Laboratory of Malaria and Vector Research, National Institute of Allergy and Infectious Diseases, National Institutes of Health, Rockville, MD 20852, USA.
Trends Parasitol. 2022 Nov;38(11):962-974. doi: 10.1016/j.pt.2022.08.013. Epub 2022 Sep 8.

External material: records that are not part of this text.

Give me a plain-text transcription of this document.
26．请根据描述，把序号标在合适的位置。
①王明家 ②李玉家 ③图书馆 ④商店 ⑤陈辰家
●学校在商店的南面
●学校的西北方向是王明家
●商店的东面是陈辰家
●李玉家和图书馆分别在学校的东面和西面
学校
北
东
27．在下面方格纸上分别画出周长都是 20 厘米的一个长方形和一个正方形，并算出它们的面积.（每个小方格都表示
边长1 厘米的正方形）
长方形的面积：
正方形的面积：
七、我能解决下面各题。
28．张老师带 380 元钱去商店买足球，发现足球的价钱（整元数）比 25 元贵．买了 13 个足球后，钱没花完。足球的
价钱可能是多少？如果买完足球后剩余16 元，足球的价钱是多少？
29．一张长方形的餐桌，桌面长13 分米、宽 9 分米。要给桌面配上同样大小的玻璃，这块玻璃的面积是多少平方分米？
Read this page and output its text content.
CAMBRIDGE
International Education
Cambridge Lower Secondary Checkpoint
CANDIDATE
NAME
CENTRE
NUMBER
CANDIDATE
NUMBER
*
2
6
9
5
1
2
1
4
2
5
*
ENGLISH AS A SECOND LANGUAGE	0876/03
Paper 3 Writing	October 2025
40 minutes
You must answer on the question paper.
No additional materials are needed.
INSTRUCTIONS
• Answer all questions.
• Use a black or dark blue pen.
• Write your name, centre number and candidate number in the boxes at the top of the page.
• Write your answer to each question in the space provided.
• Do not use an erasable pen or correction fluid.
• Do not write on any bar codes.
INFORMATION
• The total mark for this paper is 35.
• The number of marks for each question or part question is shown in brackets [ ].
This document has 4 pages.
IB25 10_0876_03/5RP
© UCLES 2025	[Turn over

During its life cycle, Plasmodium, the malaria parasite, is exposed to the human and mosquito complement systems. Early experiments demonstrated that activation of complement can pose a serious threat to parasites, but recent studies revealed complement-evasion mechanisms important for parasite survival. Blood-stage parasites and gametes recruit regulators to neutralize human complement activation, while ookinetes inhibit mosquito complement by disrupting epithelial nitration in response to midgut invasion. Here we provide an in-depth overview of the evasion mechanisms currently known and speculate on the existence of others not yet identified. Finally, we discuss how these mechanisms could provide novel targets for urgently needed malaria vaccines and therapeutics.
在生命周期中,疟原虫(疟疾寄生虫)会暴露于人体和蚊子的补体系统中。早期实验表明,补体的激活可能对寄生虫构成严重威胁,但最近的研究揭示了寄生虫生存所必需的补体逃避机制。血期寄生虫和配子通过招募调节剂来中和人体补体的激活,而子孢子通过破坏对肠道入侵的响应中的上皮硝化来抑制蚊子补体。在这里,我们提供了目前已知的逃避机制的深入概述,并推测了其他尚未确定的逃避机制的存在。最后,我们讨论了这些机制如何为急需的疟疾疫苗和疗法提供新的靶点。